「川越観光は東武東上線で」 特急新設や発車メロディー刷新

東武鉄道は16日のダイヤ改正に合わせ、埼玉県川越市への観光客に東上線を利用してもらう取り組みを強化する。池袋―川越間を最速26分で結ぶ「川越特急」を運行するほか、ラッピング車両を導入。駅の発車メロディーも刷新する。川越を訪れる観光客は増えているものの、東京都内から川越への鉄道ルートは西武鉄道やJRと競合しており、「川越観光=東武東上線」のイメージを浸透させる。

川越特急の池袋―川越・川越市駅間の停車駅は朝霞台のみ。快速急行に比べ時間短縮効果は1分だけだが、特急料金は不要だ。

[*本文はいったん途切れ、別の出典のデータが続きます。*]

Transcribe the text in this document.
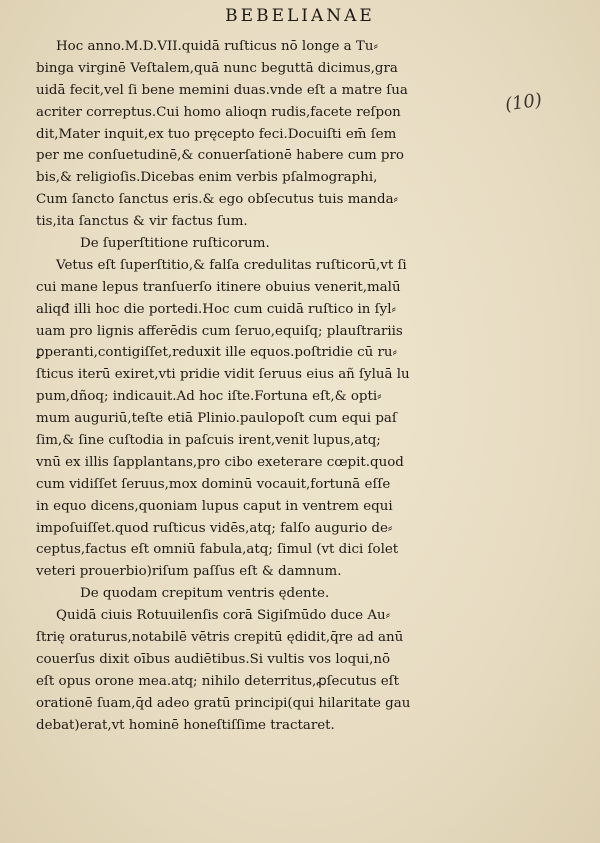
BEBELIANAE
(10)
Hoc anno.M.D.VII.quidā ruſticus nō longe a Tu⸗
binga virginē Veſtalem,quā nunc beguttā dicimus,gra
uidā fecit,vel ſi bene memini duas.vnde eſt a matre ſua
acriter correptus.Cui homo alioqn rudis,facete reſpon
dit,Mater inquit,ex tuo pręcepto feci.Docuiſti em̄ ſem
per me conſuetudinē,& conuerſationē habere cum pro
bis,& religioſis.Dicebas enim verbis pſalmographi,
Cum ſancto ſanctus eris.& ego obſecutus tuis manda⸗
tis,ita ſanctus & vir factus ſum.
De ſuperſtitione ruſticorum.
Vetus eſt ſuperſtitio,& falſa credulitas ruſticorū,vt ſi
cui mane lepus tranſuerſo itinere obuius venerit,malū
aliqđ illi hoc die portedi.Hoc cum cuidā ruſtico in ſyl⸗
uam pro lignis afferēdis cum ſeruo,equiſq; plauſtrariis
ꝑperanti,contigiſſet,reduxit ille equos.poſtridie cū ru⸗
ſticus iterū exiret,vti pridie vidit ſeruus eius añ ſyluā lu
pum,dñoq; indicauit.Ad hoc iſte.Fortuna eſt,& opti⸗
mum auguriū,teſte etiā Plinio.paulopoſt cum equi paſ
ſim,& ſine cuſtodia in paſcuis irent,venit lupus,atq;
vnū ex illis ſapplantans,pro cibo exeterare cœpit.quod
cum vidiſſet ſeruus,mox dominū vocauit,fortunā eſſe
in equo dicens,quoniam lupus caput in ventrem equi
impoſuiſſet.quod ruſticus vidēs,atq; falſo augurio de⸗
ceptus,factus eſt omniū fabula,atq; ſimul (vt dici ſolet
veteri prouerbio)riſum paſſus eſt & damnum.
De quodam crepitum ventris ędente.
Quidā ciuis Rotuuilenſis corā Sigiſmūdo duce Au⸗
ſtrię oraturus,notabilē vētris crepitū ędidit,q̄re ad anū
couerſus dixit oībus audiētibus.Si vultis vos loqui,nō
eſt opus orone mea.atq; nihilo deterritus,ꝓſecutus eſt
orationē ſuam,q̄d adeo gratū principi(qui hilaritate gau
debat)erat,vt hominē honeſtiſſime tractaret.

午前に下り2本、午後に上り3本(土休日は4本)を運行する。

ダイヤ改正に先行して、ラッピング車両「池袋・川越アートトレイン」を2月13日から導入した。若手日本画家の古家野雄紀氏が川越の四季や観光名所などの風景をカラフルに描いた。3月16日には台紙にこの車両の写真を使った「川越特急デビュー記念乗車券」(1000円)を3000セット限定で発売する。

川越駅と川越市駅では発車メロディーを変更し、音による演出も加える。川越市出身で映画、ドラマなどの音楽を多数手がけている菅野祐悟氏が「旅の楽しみ・期待感」「人の優しさ・小江戸感」「ふるさとへの思い(おかえり)」「出かける人を応援」の4曲を作曲した。川越特急の車内チャイムも菅野氏が川越への思いを曲で表現した。

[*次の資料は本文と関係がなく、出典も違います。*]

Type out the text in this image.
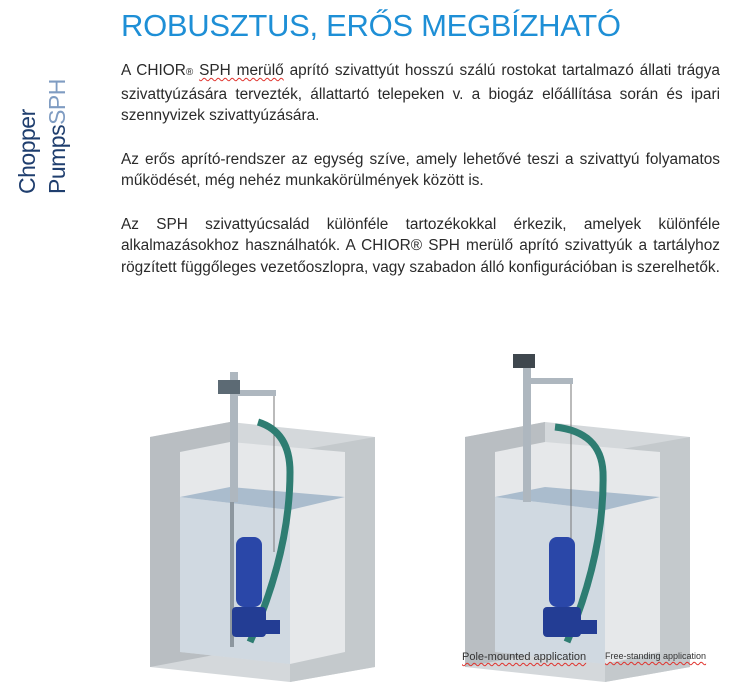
Chopper PumpsSPH
ROBUSZTUS, ERŐS MEGBÍZHATÓ

A CHIOR® SPH merülő aprító szivattyút hosszú szálú rostokat tartalmazó állati trágya szivattyúzására tervezték, állattartó telepeken v. a biogáz előállítása során és ipari szennyvizek szivattyúzására.

Az erős aprító-rendszer az egység szíve, amely lehetővé teszi a szivattyú folyamatos működését, még nehéz munkakörülmények között is.

Az SPH szivattyúcsalád különféle tartozékokkal érkezik, amelyek különféle alkalmazásokhoz használhatók. A CHIOR® SPH merülő aprító szivattyúk a tartályhoz rögzített függőleges vezetőoszlopra, vagy szabadon álló konfigurációban is szerelhetők.

Pole-mounted application Free-standing application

2018年に川越市を訪れた観光客は前年比11%増の734万2000人。特に外国人は42%増の27万9000人と大幅に伸びた。東武鉄道広報部は「川越の人気は高まっているが、東上線が便利だとはあまり知られていないのでPRに力を入れたい」と話す。

ダイヤ改正では他に、通勤時間帯に運行する座席定員制の「TJライナー」を座席指定制に変更。家族連れでも利用しやすいよう小児料金を新設するなど、全体の利便性向上も図る。